Les vertus de la dissuasion nucléaire française

Par Bruno Tertrais, Maître de recherche, Fondation pour la recherche stratégique (LE FIGARO, 21/01/06):

Dans son discours de réception du prix Nobel 2005, l’économiste Thomas Schelling estimait que l’événement le plus important des soixante dernières années est l’absence d’emploi de l’arme nucléaire, et soulignait combien la question nucléaire reste centrale en ce début de XXIe siècle. Alors que l’actualité nous rappelle tous les jours les risques de prolifération, le chef de l’Etat avait trois bonnes raisons de s’exprimer jeudi sur le rôle de la dissuasion française.

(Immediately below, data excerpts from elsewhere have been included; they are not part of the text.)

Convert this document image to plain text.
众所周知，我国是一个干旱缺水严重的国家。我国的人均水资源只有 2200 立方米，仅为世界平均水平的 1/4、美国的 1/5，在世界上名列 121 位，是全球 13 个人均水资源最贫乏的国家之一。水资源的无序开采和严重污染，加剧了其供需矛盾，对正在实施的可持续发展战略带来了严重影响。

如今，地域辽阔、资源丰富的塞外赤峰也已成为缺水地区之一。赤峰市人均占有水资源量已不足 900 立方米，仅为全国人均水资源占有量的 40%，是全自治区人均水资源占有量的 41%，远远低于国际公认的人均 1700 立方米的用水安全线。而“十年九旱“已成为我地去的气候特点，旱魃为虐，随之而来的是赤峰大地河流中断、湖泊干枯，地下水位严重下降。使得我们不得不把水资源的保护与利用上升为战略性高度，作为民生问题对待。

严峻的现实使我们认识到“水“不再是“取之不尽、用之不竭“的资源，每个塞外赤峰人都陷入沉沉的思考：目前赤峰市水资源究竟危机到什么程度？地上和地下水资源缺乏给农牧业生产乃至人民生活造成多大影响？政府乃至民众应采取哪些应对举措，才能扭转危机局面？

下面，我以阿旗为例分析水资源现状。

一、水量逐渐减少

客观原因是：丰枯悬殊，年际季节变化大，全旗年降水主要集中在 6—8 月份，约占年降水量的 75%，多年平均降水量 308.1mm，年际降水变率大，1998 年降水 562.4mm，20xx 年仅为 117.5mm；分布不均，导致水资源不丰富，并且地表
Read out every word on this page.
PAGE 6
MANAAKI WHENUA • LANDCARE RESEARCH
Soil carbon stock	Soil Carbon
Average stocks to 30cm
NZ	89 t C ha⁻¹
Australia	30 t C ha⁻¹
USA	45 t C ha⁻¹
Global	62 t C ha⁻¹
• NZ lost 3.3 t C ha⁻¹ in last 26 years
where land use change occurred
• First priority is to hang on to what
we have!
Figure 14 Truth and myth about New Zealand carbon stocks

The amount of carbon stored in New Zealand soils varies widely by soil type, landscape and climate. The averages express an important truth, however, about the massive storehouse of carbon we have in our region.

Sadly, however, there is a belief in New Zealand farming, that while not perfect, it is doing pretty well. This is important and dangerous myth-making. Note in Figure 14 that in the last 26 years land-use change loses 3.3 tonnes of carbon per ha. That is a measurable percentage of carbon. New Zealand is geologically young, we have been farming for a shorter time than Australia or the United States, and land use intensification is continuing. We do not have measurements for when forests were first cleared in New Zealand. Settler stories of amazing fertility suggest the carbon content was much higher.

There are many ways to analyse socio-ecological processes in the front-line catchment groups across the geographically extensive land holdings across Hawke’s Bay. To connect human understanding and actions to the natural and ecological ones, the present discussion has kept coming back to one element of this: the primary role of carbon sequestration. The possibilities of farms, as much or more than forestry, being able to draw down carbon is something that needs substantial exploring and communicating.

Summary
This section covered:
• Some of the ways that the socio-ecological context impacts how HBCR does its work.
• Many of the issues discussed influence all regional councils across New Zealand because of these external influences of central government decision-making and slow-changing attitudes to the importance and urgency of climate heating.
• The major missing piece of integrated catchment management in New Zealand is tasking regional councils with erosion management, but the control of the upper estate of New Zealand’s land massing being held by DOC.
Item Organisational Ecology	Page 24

La première réside dans la nature même du concept de dissuasion, dont la crédibilité doit être entretenue par une expression publique forte. Or il n’y avait pas eu de grand discours présidentiel sur la dissuasion depuis juin 2001. La deuxième est le besoin de maintenir la légitimité de l’effort nucléaire dans les opinions et dans les armées, dans un contexte où le terrorisme est considéré comme le danger principal. Il existe au sein des partis et de la population un consensus en faveur du maintien de la dissuasion. Mais la pérennité de ce consensus passe par un effort continu d’explication et de justification. D’autant qu’au sein des armées et de la nouvelle génération de responsables politiques, la pertinence de l’effort budgétaire sur le nucléaire ne va pas de soi !

La troisième est l’existence d’ambiguïtés concernant la doctrine française. Faute d’expression publique suffisante, d’aucuns s’interrogent sur sa nature exacte : certains parlent de «fossilisation» ; d’autres, à l’inverse, ont le sentiment qu’une évolution inquiétante est en cours, avec un «abaissement du seuil nucléaire».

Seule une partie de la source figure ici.